Au total, 14 réacteurs sont concernés. Est-ce le signe que la France tourne le dos au nucléaire ?

Centrale nucléaire près de Cattenhom dans le nord-est de la France
Centrale nucléaire près de Cattenhom dans le nord-est de la France © Getty / Allard Schager

C’est vraiment prématuré d’en tirer cette conclusion. Ces fermetures, c’est la traduction de l’engagement pris par le président de la République de faire tomber la part du nucléaire de 70% à 50 % de la production d’électricité dans l’Hexagone en 2035 pour faire plus de place aux renouvelables. Et encore certains experts font remarquer qu’il faudrait probablement fermer plus de réacteurs pour tenir cet objectif de 50 %, parce que la consommation d’électricité pourrait baisser à l’avenir.

Il n’est donc pas question de sortir du nucléaire, comme en Allemagne...
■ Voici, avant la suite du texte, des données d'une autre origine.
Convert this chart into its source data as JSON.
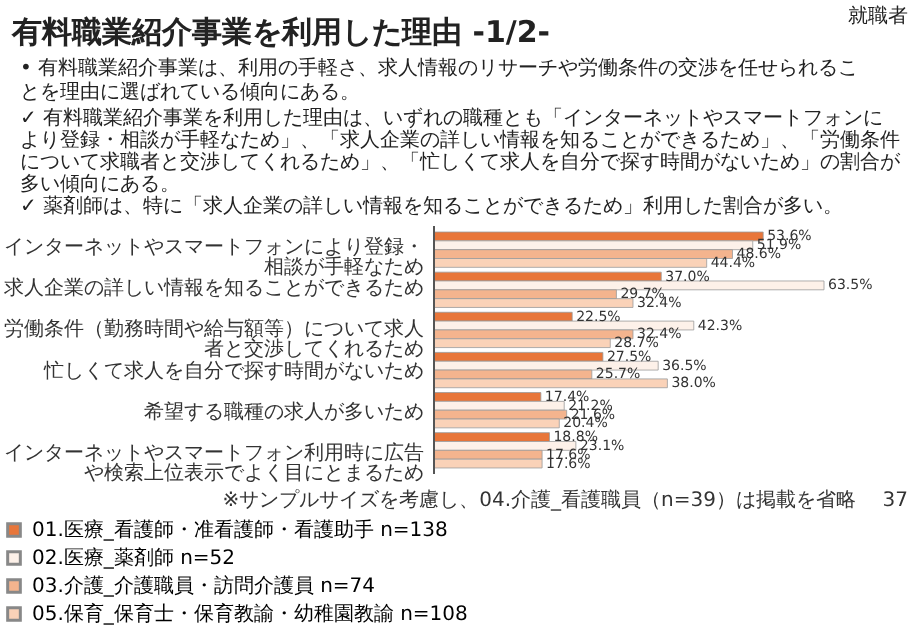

Non, et d’une certaine manière, ce calendrier est une bonne nouvelle pour EDF. Cela revient à l’autoriser à allonger la durée de vie de ses réacteurs jusqu’à cinquante ans, voire plus. Alors que certains équipements, comme les cuves, ont été conçus pour durer 40 ans. Il faut espérer que ça ne se fasse pas au détriment de la sécurité. En tout cas, ça va apporter une bouffée d’oxygène à EDF sur le plan financier.

EDF en a besoin ?

Oh que oui. L’électricien tricolore doit faire face à trois défis : une dette colossale qui a triplé en dix ans, la facture des chantiers comme l’EPR de Flamanville qui explose et un mur d’investissements pour rénover ses vieilles centrales. C’est pourquoi le gouvernement multiplie les gestes pour sauver le soldat EDF.

Il vient de proposer de réformer le mécanisme de l’ARENH, qui permet aux concurrents d’EDF d’acheter à prix fixe une partie de sa production d’électricité nucléaire pour la revendre aux particuliers et aux entreprises. Un mécanisme censé stimuler la concurrence sur le marché de l’électricité. EDF se plaint que ce tarif est trop bas. Le gouvernement veut donc instaurer à la place un prix plancher et un prix plafond. ça permettrait en pratique à EDF de mieux rentabiliser son parc nucléaire. Mais ce n’est pas tout. Connaissez-vous la RE 2020 ?

Connaissez-vous la RE 2020 ?

C’est la nouvelle réglementation qui s’appliquera pour la consommation énergétique des logements neufs à partir de 2021. Je vous passe les détails techniques, cette chronique n’y suffirait pas. Ce qu’il faut retenir c’est que le gouvernement a changé les paramètres de ces règles. 

Du coup, on devrait assister au grand retour des radiateurs électriques dans les logements neufs. Ils sont pourtant loin d’être la solution de chauffage la plus efficace. Tout ça laisse l’impression que l’impératif écologique passe derrière le souci d’EDF de vendre des kilowatt/heures. De quoi justifier la construction de nouvelles centrales nucléaires…

La décision de construire de nouveaux réacteurs n’a pourtant pas encore été prise…

Le gouvernement a dit qu’il ne prendrait la décision de construire six nouveaux EPR qu’après la mise en service de celui de Flamanville, soit aux dernières nouvelles en 2023… si tout va bien. Et Elisabeth Borne, la ministre de la transition énergétique, a assuré qu’un scénario alternatif avec 100 % de renouvelables serait étudié. 

Mais ce que craignent les associations écologistes, c’est que l’on résigne pour une nouvelle tranche de nucléaire sans réel débat démocratique. C’est une technologie risquée on le sait, son coût le rend de moins en moins compétitif face aux renouvelables et il prend tellement de temps à construire qu’il apparaît inadapté pour faire face à l’urgence climatique. Ça mérite donc discussion. Tiens, quelqu’un devrait suggérer à Emmanuel Macron de faire du nucléaire le thème d’une convention citoyenne.